ICICIdirect Research 05 Sep 2025 DISCLAIMER

Government under GST 2.0 has brought large part of daily consumption item under the 5% GST tax slab from 12% and 18% earlier.

Reduction of GST from 18%/12% to 5% on daily consumption items such as hair oils, toothpaste, toothbrush, soaps, shampoos and biscuits.

Packaged food items including biscuits, namkeens, Bhujias, sauces, pasta, insta noodles, chocolates, butter and coffee will become competitive against unorganised players with slashing of GST rates to 5%.  

GST rate on tobacco and tobacco products (including cigarettes) has been increased to 40% from 28%. We believe the compensation and other cesses will be substituted by higher GST rate. We expect GST rate on cigarettes to be tax neutral. 
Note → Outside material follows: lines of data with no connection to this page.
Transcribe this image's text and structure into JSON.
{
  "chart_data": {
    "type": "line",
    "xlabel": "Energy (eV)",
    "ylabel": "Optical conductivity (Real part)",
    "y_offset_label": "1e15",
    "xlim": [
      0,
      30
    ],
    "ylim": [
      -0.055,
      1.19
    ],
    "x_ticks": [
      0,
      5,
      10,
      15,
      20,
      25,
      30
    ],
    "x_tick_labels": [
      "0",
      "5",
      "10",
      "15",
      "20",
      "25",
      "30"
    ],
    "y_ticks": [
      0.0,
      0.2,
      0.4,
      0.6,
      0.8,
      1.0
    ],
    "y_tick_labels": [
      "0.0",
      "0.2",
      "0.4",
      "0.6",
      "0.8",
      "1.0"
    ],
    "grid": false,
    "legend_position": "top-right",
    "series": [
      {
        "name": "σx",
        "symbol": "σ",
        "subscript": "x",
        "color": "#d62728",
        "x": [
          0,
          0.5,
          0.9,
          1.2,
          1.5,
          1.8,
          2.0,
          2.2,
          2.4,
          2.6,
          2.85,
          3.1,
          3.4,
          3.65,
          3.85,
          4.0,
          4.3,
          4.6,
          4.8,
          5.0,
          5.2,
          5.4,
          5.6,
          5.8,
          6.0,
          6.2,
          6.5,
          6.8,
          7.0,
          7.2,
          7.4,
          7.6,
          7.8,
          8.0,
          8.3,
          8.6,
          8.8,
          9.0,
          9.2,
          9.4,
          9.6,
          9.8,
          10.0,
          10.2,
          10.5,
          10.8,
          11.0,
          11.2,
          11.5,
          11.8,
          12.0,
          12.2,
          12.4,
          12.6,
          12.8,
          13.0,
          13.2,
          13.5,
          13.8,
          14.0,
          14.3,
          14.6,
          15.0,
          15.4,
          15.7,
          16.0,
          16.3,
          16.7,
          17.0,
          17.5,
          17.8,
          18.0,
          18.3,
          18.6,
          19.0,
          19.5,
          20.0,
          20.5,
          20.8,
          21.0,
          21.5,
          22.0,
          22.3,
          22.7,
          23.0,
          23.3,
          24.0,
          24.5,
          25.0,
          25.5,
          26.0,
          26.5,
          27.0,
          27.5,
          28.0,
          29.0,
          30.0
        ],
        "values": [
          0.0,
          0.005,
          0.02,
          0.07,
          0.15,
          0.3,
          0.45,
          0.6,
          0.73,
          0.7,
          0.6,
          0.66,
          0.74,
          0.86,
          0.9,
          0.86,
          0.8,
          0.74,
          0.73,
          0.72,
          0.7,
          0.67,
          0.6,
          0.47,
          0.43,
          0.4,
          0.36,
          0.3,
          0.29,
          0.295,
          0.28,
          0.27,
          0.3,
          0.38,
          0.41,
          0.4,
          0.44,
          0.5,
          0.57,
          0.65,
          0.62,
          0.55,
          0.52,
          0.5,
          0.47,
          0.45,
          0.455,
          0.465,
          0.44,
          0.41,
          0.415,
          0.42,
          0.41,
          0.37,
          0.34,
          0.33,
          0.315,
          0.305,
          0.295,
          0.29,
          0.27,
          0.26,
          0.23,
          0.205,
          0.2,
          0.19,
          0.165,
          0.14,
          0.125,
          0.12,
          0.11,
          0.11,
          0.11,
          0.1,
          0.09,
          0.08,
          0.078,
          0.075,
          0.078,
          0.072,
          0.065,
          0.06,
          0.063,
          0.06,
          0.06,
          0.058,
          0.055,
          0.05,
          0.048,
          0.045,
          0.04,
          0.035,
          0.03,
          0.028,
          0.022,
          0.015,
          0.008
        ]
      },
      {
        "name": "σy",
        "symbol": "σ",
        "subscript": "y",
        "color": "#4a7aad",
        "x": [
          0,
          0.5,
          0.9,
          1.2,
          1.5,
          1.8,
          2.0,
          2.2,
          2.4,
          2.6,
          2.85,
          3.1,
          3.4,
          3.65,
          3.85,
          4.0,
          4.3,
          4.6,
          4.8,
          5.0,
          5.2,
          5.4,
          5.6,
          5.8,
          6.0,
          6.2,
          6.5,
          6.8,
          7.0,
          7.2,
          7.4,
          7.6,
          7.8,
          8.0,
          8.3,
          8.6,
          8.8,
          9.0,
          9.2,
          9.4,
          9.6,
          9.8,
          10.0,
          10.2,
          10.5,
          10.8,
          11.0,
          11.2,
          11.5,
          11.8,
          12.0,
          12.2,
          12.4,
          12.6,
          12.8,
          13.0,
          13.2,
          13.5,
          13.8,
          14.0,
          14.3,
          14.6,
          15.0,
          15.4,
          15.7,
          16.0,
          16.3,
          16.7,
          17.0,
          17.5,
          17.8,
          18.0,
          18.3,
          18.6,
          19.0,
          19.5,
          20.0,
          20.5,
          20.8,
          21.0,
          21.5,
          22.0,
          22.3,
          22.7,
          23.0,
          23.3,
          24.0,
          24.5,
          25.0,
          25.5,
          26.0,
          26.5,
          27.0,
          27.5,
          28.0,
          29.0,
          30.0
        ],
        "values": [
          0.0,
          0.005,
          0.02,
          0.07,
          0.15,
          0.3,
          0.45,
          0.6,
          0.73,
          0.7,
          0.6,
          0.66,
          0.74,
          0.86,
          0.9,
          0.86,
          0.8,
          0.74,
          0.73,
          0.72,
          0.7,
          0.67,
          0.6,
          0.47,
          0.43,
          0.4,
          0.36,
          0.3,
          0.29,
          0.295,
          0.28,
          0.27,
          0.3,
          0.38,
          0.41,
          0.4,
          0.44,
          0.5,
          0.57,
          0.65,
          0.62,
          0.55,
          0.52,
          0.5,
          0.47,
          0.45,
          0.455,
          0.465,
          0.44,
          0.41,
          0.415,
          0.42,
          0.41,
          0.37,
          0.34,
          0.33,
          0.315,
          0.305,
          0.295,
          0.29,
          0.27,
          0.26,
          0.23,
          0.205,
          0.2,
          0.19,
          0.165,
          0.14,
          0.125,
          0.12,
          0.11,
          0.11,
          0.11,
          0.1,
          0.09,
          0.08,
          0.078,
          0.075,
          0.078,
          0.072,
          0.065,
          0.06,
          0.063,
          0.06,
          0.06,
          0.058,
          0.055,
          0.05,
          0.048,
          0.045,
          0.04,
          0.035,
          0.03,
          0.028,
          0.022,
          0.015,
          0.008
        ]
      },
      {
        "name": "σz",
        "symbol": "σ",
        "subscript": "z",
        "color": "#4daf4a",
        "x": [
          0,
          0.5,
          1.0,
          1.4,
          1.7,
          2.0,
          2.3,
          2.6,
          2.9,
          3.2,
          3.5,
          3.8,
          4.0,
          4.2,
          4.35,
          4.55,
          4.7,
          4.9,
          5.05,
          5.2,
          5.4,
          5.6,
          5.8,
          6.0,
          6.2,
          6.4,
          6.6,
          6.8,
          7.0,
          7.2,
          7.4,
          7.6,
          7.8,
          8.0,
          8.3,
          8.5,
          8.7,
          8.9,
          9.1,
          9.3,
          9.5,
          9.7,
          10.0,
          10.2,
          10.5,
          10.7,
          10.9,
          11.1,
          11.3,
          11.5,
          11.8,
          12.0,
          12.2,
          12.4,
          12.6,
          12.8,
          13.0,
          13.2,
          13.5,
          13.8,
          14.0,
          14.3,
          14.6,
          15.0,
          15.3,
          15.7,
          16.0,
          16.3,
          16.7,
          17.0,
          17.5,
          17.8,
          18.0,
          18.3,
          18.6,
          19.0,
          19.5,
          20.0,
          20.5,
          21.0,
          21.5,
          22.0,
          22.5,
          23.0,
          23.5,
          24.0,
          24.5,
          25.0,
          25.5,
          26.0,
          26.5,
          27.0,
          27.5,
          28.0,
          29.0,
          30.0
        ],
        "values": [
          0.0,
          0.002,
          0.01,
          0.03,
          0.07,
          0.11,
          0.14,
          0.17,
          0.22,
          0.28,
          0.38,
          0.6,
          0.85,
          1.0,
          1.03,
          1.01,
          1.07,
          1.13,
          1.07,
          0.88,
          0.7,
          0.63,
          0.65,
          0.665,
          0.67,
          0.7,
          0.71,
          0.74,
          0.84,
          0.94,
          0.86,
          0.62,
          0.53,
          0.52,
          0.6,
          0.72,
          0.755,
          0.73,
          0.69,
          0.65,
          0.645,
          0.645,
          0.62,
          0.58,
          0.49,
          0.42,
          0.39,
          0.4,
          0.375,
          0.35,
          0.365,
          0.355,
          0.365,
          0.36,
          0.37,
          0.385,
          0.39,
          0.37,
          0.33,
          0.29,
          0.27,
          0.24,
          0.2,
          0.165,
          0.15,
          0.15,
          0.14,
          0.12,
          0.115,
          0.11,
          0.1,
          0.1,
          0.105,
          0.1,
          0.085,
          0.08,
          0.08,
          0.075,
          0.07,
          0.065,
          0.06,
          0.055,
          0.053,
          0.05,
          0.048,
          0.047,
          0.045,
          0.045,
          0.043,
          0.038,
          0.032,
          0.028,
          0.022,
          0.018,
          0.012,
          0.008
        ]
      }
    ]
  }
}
FMCG companies will also benefit from reduction in the GST rate on corrugated boxes and some of the other key inputs such as (Mentha oil), which will help to reduce stress on the margins.
Overall rate cut on most of the daily consumption items will help FMCG companies in driving sequential improvement in the volume growth in the quarters ahead. This will translate to better revenue growth while the reduction in input cost will help these companies post better margins in H2FY26.

Top Bets in FMCG Space: ITC (BUY, Target Price: ₹525), Marico (BUY, Target price: ₹850) and Tata Consumer Products (BUY, Target price: ₹1,350).